風来庵風流記

縁側で、ひなたぼっこでもしながら、あれこれ心に映るよしなしごとを、そこはかとなく書き綴ります。

ペリーがやって来た

2009-12-04 00:38:37 | たまに文学・歴史・芸術も
 今日も「ペリー提督日本遠征日記」からの引用です。辛うじて長崎・出島に西洋に開かれた窓があって、西洋の文物が部分的に流入していましたが、一般庶民は文明の波に洗われていない当時、ペリーの目に日本及び日本人はどのようなものとして映じていたでしょうか。
 ペリー艦隊には、マルコ・ポーロの「東方見聞録」以降、日本に関して欧米で著された750冊(!?)もの本が、パリ、ロンドン、アムステルダムの古本屋から買い集められて積み込まれており、ペリーは、航海中、これらの本をくまなく読んで、入念に準備していたようです。そしてどこでどう植え付けられたか、日本人のことを「二枚舌で有名な人々」、「非常に賢明かつ狡猾な人々」、「詭弁や外交的な誤魔化しにおいて、日本及びその属国(沖縄など)の人民の右に出る者はない」といった先入観をもって交渉に臨んでいます。
 ペリーの使命は、「他国同様に日本とも親善関係を結ぶこと、とりわけ蒸気機関の登場によってもはや遠い国ではなくなり、商業面で友好関係を育てること、それに伴い米国の船員その他の一般市民に保護を与えること」というのが公式声明として知られますが、「これまで外交と名のつくものを悉く排除する権利を主張してきた」「この極めて特異な国」と「有利な契約を結び」、「半野蛮の国を文明諸国の仲間に迎える」ことだとまで傲慢に本音を語ります。
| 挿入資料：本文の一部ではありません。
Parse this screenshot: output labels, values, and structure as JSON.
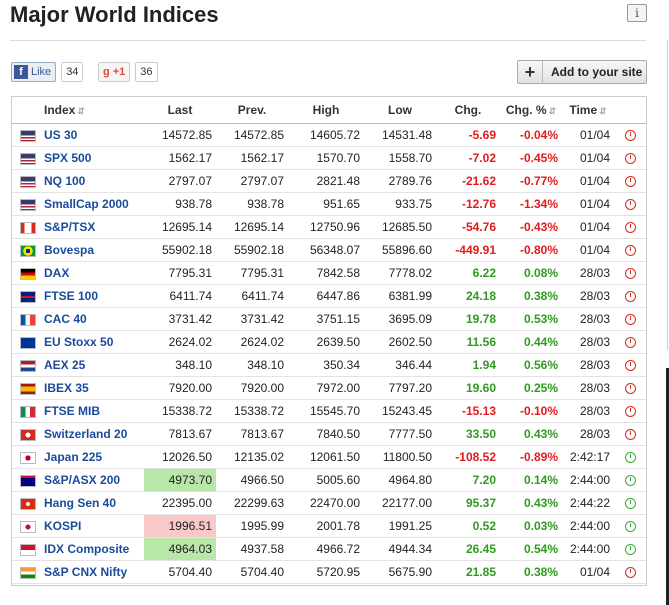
{
  "title": "Major World Indices",
  "social": {
    "fb_label": "Like",
    "fb_count": "34",
    "gplus_label": "+1",
    "gplus_count": "36"
  },
  "add_button": {
    "label": "Add to your site"
  },
  "table": {
    "headers": {
      "index": "Index",
      "last": "Last",
      "prev": "Prev.",
      "high": "High",
      "low": "Low",
      "chg": "Chg.",
      "chg_pct": "Chg. %",
      "time": "Time"
    },
    "rows": [
      {
        "flag": "us",
        "name": "US 30",
        "last": "14572.85",
        "prev": "14572.85",
        "high": "14605.72",
        "low": "14531.48",
        "chg": "-5.69",
        "pct": "-0.04%",
        "time": "01/04",
        "dir": "neg",
        "clock": "red",
        "hl": ""
      },
      {
        "flag": "us",
        "name": "SPX 500",
        "last": "1562.17",
        "prev": "1562.17",
        "high": "1570.70",
        "low": "1558.70",
        "chg": "-7.02",
        "pct": "-0.45%",
        "time": "01/04",
        "dir": "neg",
        "clock": "red",
        "hl": ""
      },
      {
        "flag": "us",
        "name": "NQ 100",
        "last": "2797.07",
        "prev": "2797.07",
        "high": "2821.48",
        "low": "2789.76",
        "chg": "-21.62",
        "pct": "-0.77%",
        "time": "01/04",
        "dir": "neg",
        "clock": "red",
        "hl": ""
      },
      {
        "flag": "us",
        "name": "SmallCap 2000",
        "last": "938.78",
        "prev": "938.78",
        "high": "951.65",
        "low": "933.75",
        "chg": "-12.76",
        "pct": "-1.34%",
        "time": "01/04",
        "dir": "neg",
        "clock": "red",
        "hl": ""
      },
      {
        "flag": "ca",
        "name": "S&P/TSX",
        "last": "12695.14",
        "prev": "12695.14",
        "high": "12750.96",
        "low": "12685.50",
        "chg": "-54.76",
        "pct": "-0.43%",
        "time": "01/04",
        "dir": "neg",
        "clock": "red",
        "hl": ""
      },
      {
        "flag": "br",
        "name": "Bovespa",
        "last": "55902.18",
        "prev": "55902.18",
        "high": "56348.07",
        "low": "55896.60",
        "chg": "-449.91",
        "pct": "-0.80%",
        "time": "01/04",
        "dir": "neg",
        "clock": "red",
        "hl": ""
      },
      {
        "flag": "de",
        "name": "DAX",
        "last": "7795.31",
        "prev": "7795.31",
        "high": "7842.58",
        "low": "7778.02",
        "chg": "6.22",
        "pct": "0.08%",
        "time": "28/03",
        "dir": "pos",
        "clock": "red",
        "hl": ""
      },
      {
        "flag": "gb",
        "name": "FTSE 100",
        "last": "6411.74",
        "prev": "6411.74",
        "high": "6447.86",
        "low": "6381.99",
        "chg": "24.18",
        "pct": "0.38%",
        "time": "28/03",
        "dir": "pos",
        "clock": "red",
        "hl": ""
      },
      {
        "flag": "fr",
        "name": "CAC 40",
        "last": "3731.42",
        "prev": "3731.42",
        "high": "3751.15",
        "low": "3695.09",
        "chg": "19.78",
        "pct": "0.53%",
        "time": "28/03",
        "dir": "pos",
        "clock": "red",
        "hl": ""
      },
      {
        "flag": "eu",
        "name": "EU Stoxx 50",
        "last": "2624.02",
        "prev": "2624.02",
        "high": "2639.50",
        "low": "2602.50",
        "chg": "11.56",
        "pct": "0.44%",
        "time": "28/03",
        "dir": "pos",
        "clock": "red",
        "hl": ""
      },
      {
        "flag": "nl",
        "name": "AEX 25",
        "last": "348.10",
        "prev": "348.10",
        "high": "350.34",
        "low": "346.44",
        "chg": "1.94",
        "pct": "0.56%",
        "time": "28/03",
        "dir": "pos",
        "clock": "red",
        "hl": ""
      },
      {
        "flag": "es",
        "name": "IBEX 35",
        "last": "7920.00",
        "prev": "7920.00",
        "high": "7972.00",
        "low": "7797.20",
        "chg": "19.60",
        "pct": "0.25%",
        "time": "28/03",
        "dir": "pos",
        "clock": "red",
        "hl": ""
      },
      {
        "flag": "it",
        "name": "FTSE MIB",
        "last": "15338.72",
        "prev": "15338.72",
        "high": "15545.70",
        "low": "15243.45",
        "chg": "-15.13",
        "pct": "-0.10%",
        "time": "28/03",
        "dir": "neg",
        "clock": "red",
        "hl": ""
      },
      {
        "flag": "ch",
        "name": "Switzerland 20",
        "last": "7813.67",
        "prev": "7813.67",
        "high": "7840.50",
        "low": "7777.50",
        "chg": "33.50",
        "pct": "0.43%",
        "time": "28/03",
        "dir": "pos",
        "clock": "red",
        "hl": ""
      },
      {
        "flag": "jp",
        "name": "Japan 225",
        "last": "12026.50",
        "prev": "12135.02",
        "high": "12061.50",
        "low": "11800.50",
        "chg": "-108.52",
        "pct": "-0.89%",
        "time": "2:42:17",
        "dir": "neg",
        "clock": "green",
        "hl": ""
      },
      {
        "flag": "au",
        "name": "S&P/ASX 200",
        "last": "4973.70",
        "prev": "4966.50",
        "high": "5005.60",
        "low": "4964.80",
        "chg": "7.20",
        "pct": "0.14%",
        "time": "2:44:00",
        "dir": "pos",
        "clock": "green",
        "hl": "green"
      },
      {
        "flag": "hk",
        "name": "Hang Sen 40",
        "last": "22395.00",
        "prev": "22299.63",
        "high": "22470.00",
        "low": "22177.00",
        "chg": "95.37",
        "pct": "0.43%",
        "time": "2:44:22",
        "dir": "pos",
        "clock": "green",
        "hl": ""
      },
      {
        "flag": "kr",
        "name": "KOSPI",
        "last": "1996.51",
        "prev": "1995.99",
        "high": "2001.78",
        "low": "1991.25",
        "chg": "0.52",
        "pct": "0.03%",
        "time": "2:44:00",
        "dir": "pos",
        "clock": "green",
        "hl": "red"
      },
      {
        "flag": "id",
        "name": "IDX Composite",
        "last": "4964.03",
        "prev": "4937.58",
        "high": "4966.72",
        "low": "4944.34",
        "chg": "26.45",
        "pct": "0.54%",
        "time": "2:44:00",
        "dir": "pos",
        "clock": "green",
        "hl": "green"
      },
      {
        "flag": "in",
        "name": "S&P CNX Nifty",
        "last": "5704.40",
        "prev": "5704.40",
        "high": "5720.95",
        "low": "5675.90",
        "chg": "21.85",
        "pct": "0.38%",
        "time": "01/04",
        "dir": "pos",
        "clock": "red",
        "hl": ""
      }
    ]
  }
}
しかしそのわりには、交渉にあたって「与し易いと侮られるより、融通のきかない頑固者を演じた方が良い」と細心の注意を払い、武力を背景とした威嚇や脅迫も交渉のテクニックとして使い、最後は「これほど頑固に振舞ったことで、傲慢のそしりを免れない」と率直に認めるほど、蔑視する気持ちとある種の敬意を払う気持ちが交錯したアンビバレントな心情であったことが読み取れます。アメリカ自身が後発の先進国として決して強くない立場にあったことが影響しているかのようです。
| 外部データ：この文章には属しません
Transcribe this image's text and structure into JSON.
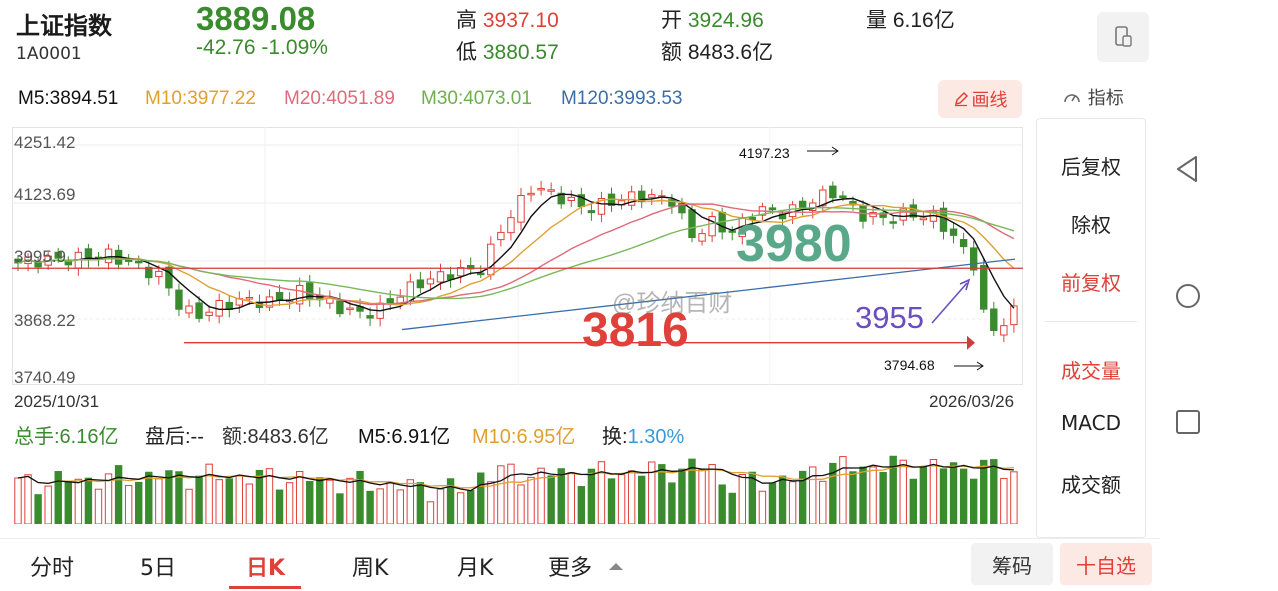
{
  "header": {
    "name": "上证指数",
    "code": "1A0001",
    "price": "3889.08",
    "change": "-42.76  -1.09%",
    "high_label": "高",
    "high": "3937.10",
    "low_label": "低",
    "low": "3880.57",
    "open_label": "开",
    "open": "3924.96",
    "amount_label": "额",
    "amount": "8483.6亿",
    "volume_label": "量",
    "volume": "6.16亿"
  },
  "ma": {
    "m5": "M5:3894.51",
    "m10": "M10:3977.22",
    "m20": "M20:4051.89",
    "m30": "M30:4073.01",
    "m120": "M120:3993.53",
    "draw_button": "画线"
  },
  "indicator_link": "指标",
  "side_menu": [
    "后复权",
    "除权",
    "前复权",
    "成交量",
    "MACD",
    "成交额"
  ],
  "y_axis": [
    "4251.42",
    "4123.69",
    "3995.9",
    "3868.22",
    "3740.49"
  ],
  "dates": {
    "start": "2025/10/31",
    "end": "2026/03/26"
  },
  "annotations": {
    "high_mark": "4197.23",
    "low_mark": "3794.68",
    "big_green": "3980",
    "big_red": "3816",
    "purple": "3955",
    "watermark": "@珍纳百财"
  },
  "volume_stats": {
    "total": "总手:6.16亿",
    "after": "盘后:--",
    "amount": "额:8483.6亿",
    "m5": "M5:6.91亿",
    "m10": "M10:6.95亿",
    "turnover_label": "换:",
    "turnover": "1.30%"
  },
  "tabs": [
    "分时",
    "5日",
    "日K",
    "周K",
    "月K",
    "更多"
  ],
  "active_tab": "日K",
  "chip_button": "筹码",
  "watch_button": "十自选",
  "colors": {
    "up": "#e0403a",
    "down": "#3a8a2e",
    "m5": "#111111",
    "m10": "#e0a030",
    "m20": "#e06a7a",
    "m30": "#7ab85a",
    "m120": "#3a6ea8"
  }
}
 交渉の過程では、「何度も逃げを打とうとする」、「さんざん逃げ口上を述べる」日本人が、最初から最後まで、「形式や語句の使い方など、ほとんど意味のないことでしつこく注文をつけてくる」対応に辟易しながらも、ついには、日本人のことを「形式と礼儀を重んじる人々」、「部外者に対しては勿論、仲間内でも、日本人ほど丁重に礼儀正しく振舞う国民は世界中どこにもいにない」という印象を持つに至ります。
 彼はまた日本人の並外れた好奇心に驚いています。アメリカ大統領からの贈答品として、丸い軌道の線路を引いてミニ機関車を走らせたり、直線距離で1マイルの電信線を引いて交信して見せたり、農具を陳列するなどすると、「日本人は興奮し」、「魂を奪われたように眺めている」と描写しています。そして「展示品をこと細かに観察するだけでは飽き足らず、アメリカ人士官や乗組員の後をついて周り、機会さえあれば衣服に触ってみようとする」、「中でも一番興味を引いたのはボタンで、それを何とか手に入れようとする」とあります。「アメリカの艦船に乗艦を許されると、近づけるところは隅々まで覗き込み、あちらこちらの寸法を測り、目に触れるものは何でも独特の流儀で写生する」・・・何だか目に浮かぶような光景で、どれもこれも、文明圏の周辺にあったからこそ文明への憧れがあるわけですが、文明度に差があり過ぎれば当時最新の科学技術に興味をもつことなどあり得ないわけで、当時の日本は閉じた世界なりに成熟していたことが分かります。中国のアヘン戦争を見て日本人が最も恐れた欧米諸国による植民地化を、奇跡的にもアジアでは唯一回避し得た歴史的事実には、ワケがあるのですね。
 当時、ペリーの蒸気船は上喜撰(宇治の高級茶)に引っ掛けられ、太平の眠りを覚ます蒸気船(上喜撰)たった四杯で夜も眠れずと歌われました。一種の(文明の)津波でもあったわけです。上の写真は、2004年12月26日、プーケット島を襲ったことで有名な津波が、ランカウィ島に残した傷跡です。